Personal information
- Born: 24 February 2000 (age 26) Tábor, Czech Republic

Sport
- Sport: Athletics
- Event: Sprint

Achievements and titles
- Personal bests: 200m: 20.52 (Rome, 2024)

= Tomáš Němejc =

Czech athlete (born 2000)

Tomáš Němejc (born 24 February 2000) is a Czech sprinter. In 2024, he won Czech national titles over 200 metres both indoors and outdoors. He was a finalist over that distance at the 2024 European Athletics Championships and competed at the 2024 Olympic Games.

==Early life==
Němejc was born on 24 February 2000 in Tábor. He started competing in athletics in primary school and would train at a sports gymnasium in České Budějovice. He attended the University of West Bohemia in Plzeň.

==Career==
He won the national title at the Czech Indoor Athletics Championships in Ostrava in February 2024, in a time of 20.82 seconds. He competed at the 2024 European Athletics Championships in Rome, Italy, where he became the first Czech man to reach the final of the 200 metres for 55 years and ran a personal best time of 20.52 seconds. He placed sixth overall in the final in a time of 20.91 seconds.

He won the Czech Athletics Championships outdoor national title over 200 metres in Zlín in June 2024 in a time of 20.58 seconds. He competed in the 200m at the 2024 Olympic Games in Paris, France. He ran 20.84 seconds in the repechage round but did not qualify for the semi-finals.

In January 2025, racing over 300 metres, he ran a personal record of 33.35 seconds to move to fifth place on the Czech all-time list. He ran an indoors personal best time of 20.65 seconds to retain his national 200 metres title at the Czech Indoor Athletics Championships in Ostrava, in February 2025. His Dukla Prague team also won the 4 x 200 metres relay at the Championships.

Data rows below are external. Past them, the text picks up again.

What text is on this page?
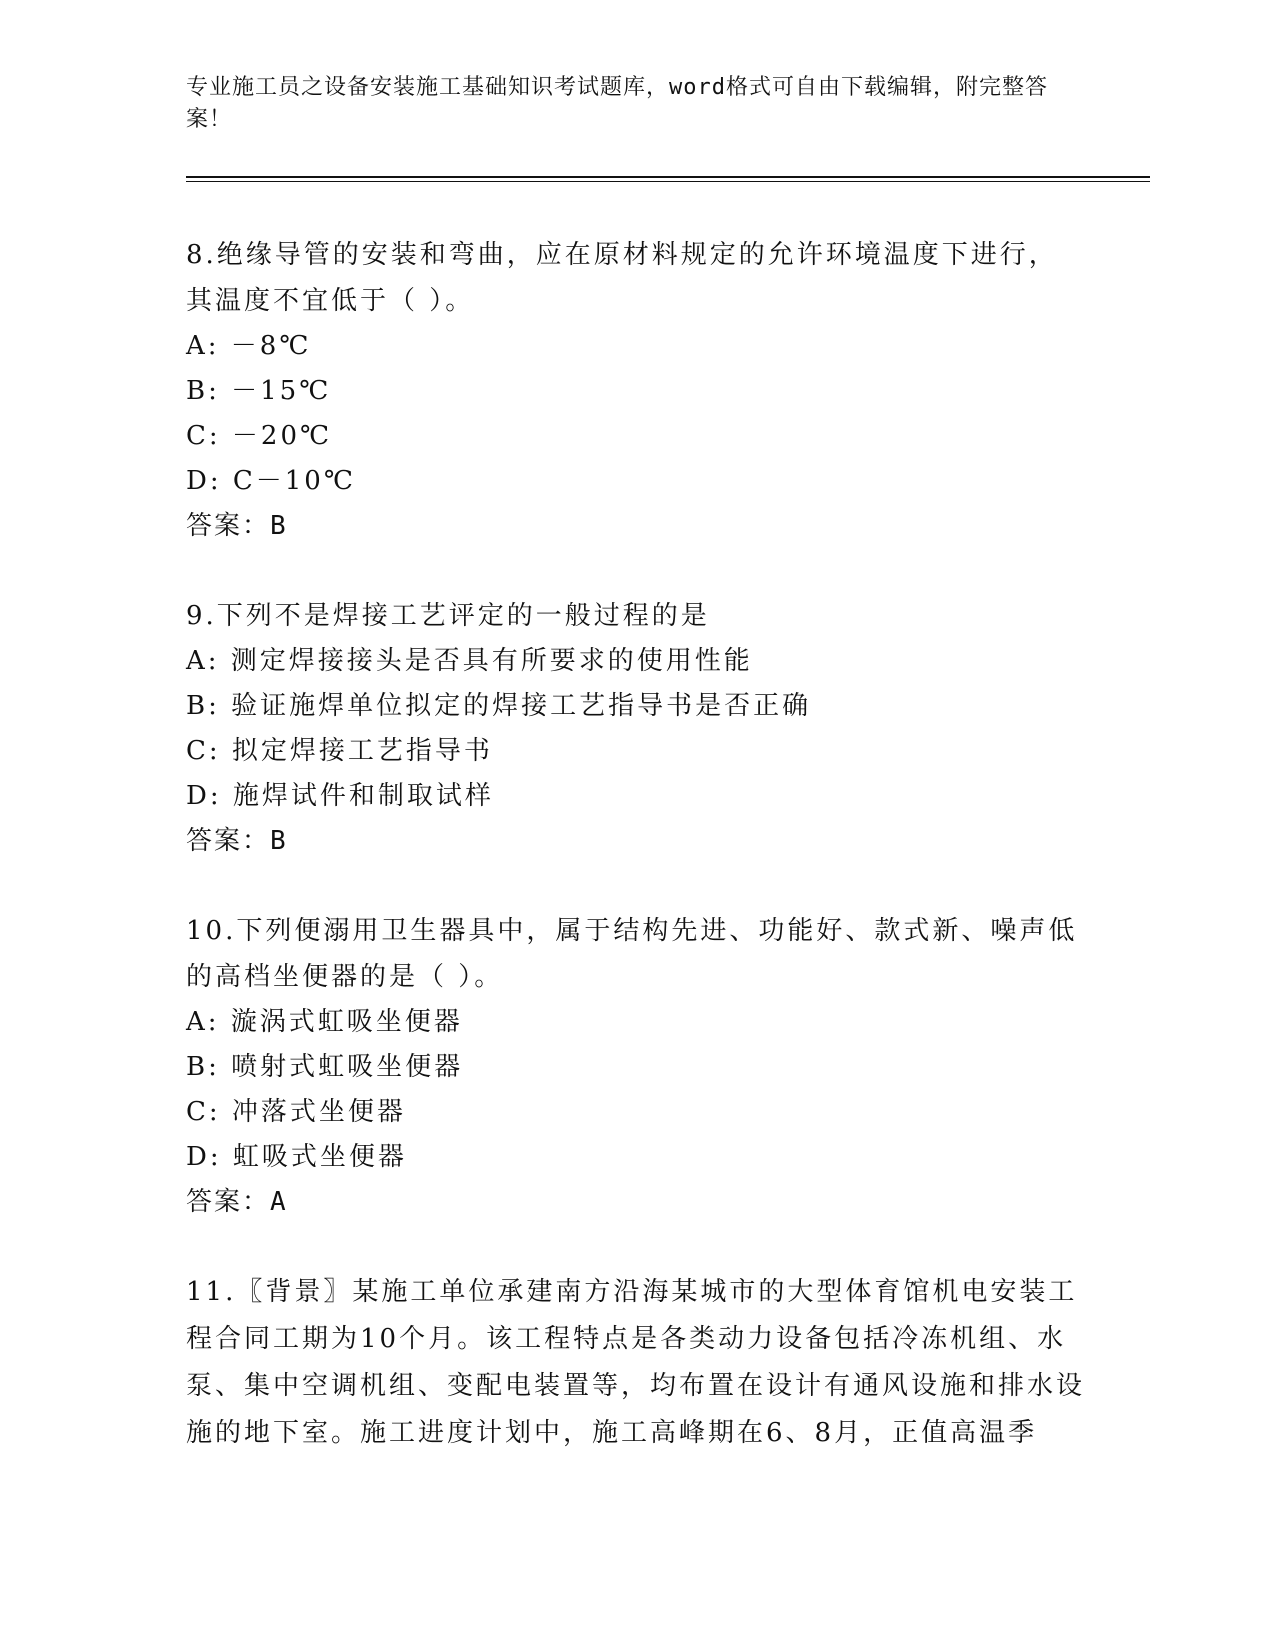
专业施工员之设备安装施工基础知识考试题库，word格式可自由下载编辑，附完整答案！
8.绝缘导管的安装和弯曲，应在原材料规定的允许环境温度下进行，其温度不宜低于（ ）。
A: －8℃
B: －15℃
C: －20℃
D: C－10℃
答案：B
9.下列不是焊接工艺评定的一般过程的是
A: 测定焊接接头是否具有所要求的使用性能
B: 验证施焊单位拟定的焊接工艺指导书是否正确
C: 拟定焊接工艺指导书
D: 施焊试件和制取试样
答案：B
10.下列便溺用卫生器具中，属于结构先进、功能好、款式新、噪声低的高档坐便器的是（ ）。
A: 漩涡式虹吸坐便器
B: 喷射式虹吸坐便器
C: 冲落式坐便器
D: 虹吸式坐便器
答案：A
11.〖背景〗某施工单位承建南方沿海某城市的大型体育馆机电安装工程合同工期为10个月。该工程特点是各类动力设备包括冷冻机组、水泵、集中空调机组、变配电装置等，均布置在设计有通风设施和排水设施的地下室。施工进度计划中，施工高峰期在6、8月，正值高温季
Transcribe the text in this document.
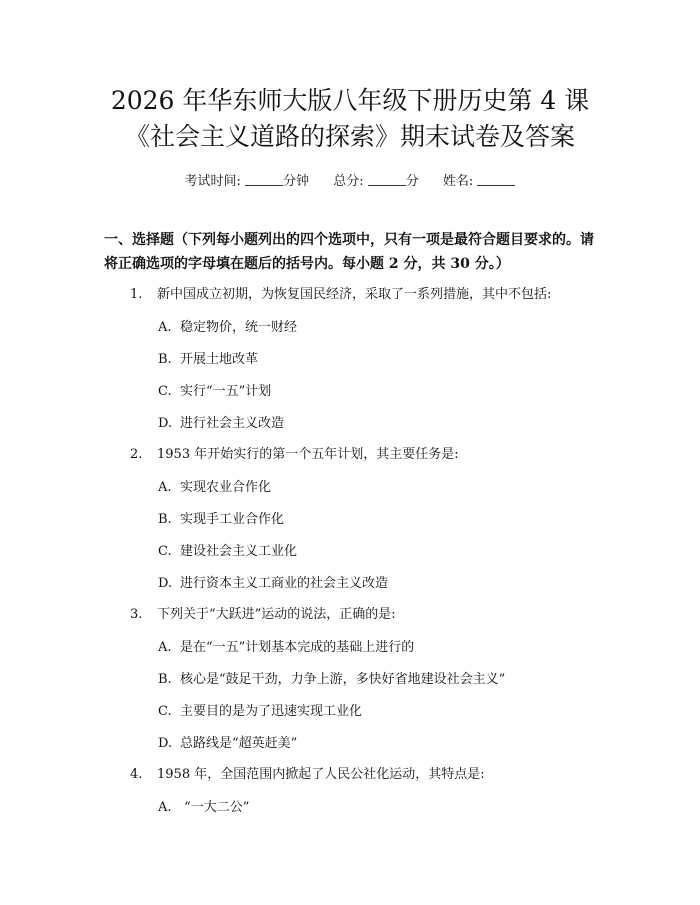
2026 年华东师大版八年级下册历史第 4 课
《社会主义道路的探索》期末试卷及答案
考试时间:	分钟 总分:	分 姓名:
一、选择题（下列每小题列出的四个选项中，只有一项是最符合题目要求的。请将正确选项的字母填在题后的括号内。每小题 2 分，共 30 分。）
1. 新中国成立初期，为恢复国民经济，采取了一系列措施，其中不包括:
A. 稳定物价，统一财经
B. 开展土地改革
C. 实行“一五”计划
D. 进行社会主义改造
2. 1953 年开始实行的第一个五年计划，其主要任务是:
A. 实现农业合作化
B. 实现手工业合作化
C. 建设社会主义工业化
D. 进行资本主义工商业的社会主义改造
3. 下列关于“大跃进”运动的说法，正确的是:
A. 是在“一五”计划基本完成的基础上进行的
B. 核心是“鼓足干劲，力争上游，多快好省地建设社会主义”
C. 主要目的是为了迅速实现工业化
D. 总路线是“超英赶美”
4. 1958 年，全国范围内掀起了人民公社化运动，其特点是:
A. “一大二公”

In June 2025, he was part of the Czech men's 4 x 100 metres relay team which set a new senior national record, whilst competing at the 2025 European Athletics Team Championships First Division in Madrid; running 38.59 seconds alongside Zdeněk Stromšík, Eduard Kubelík, and Ondřej Macík.

In September 2025, he competed in the 200 metres at the 2025 World Championships in Tokyo, Japan.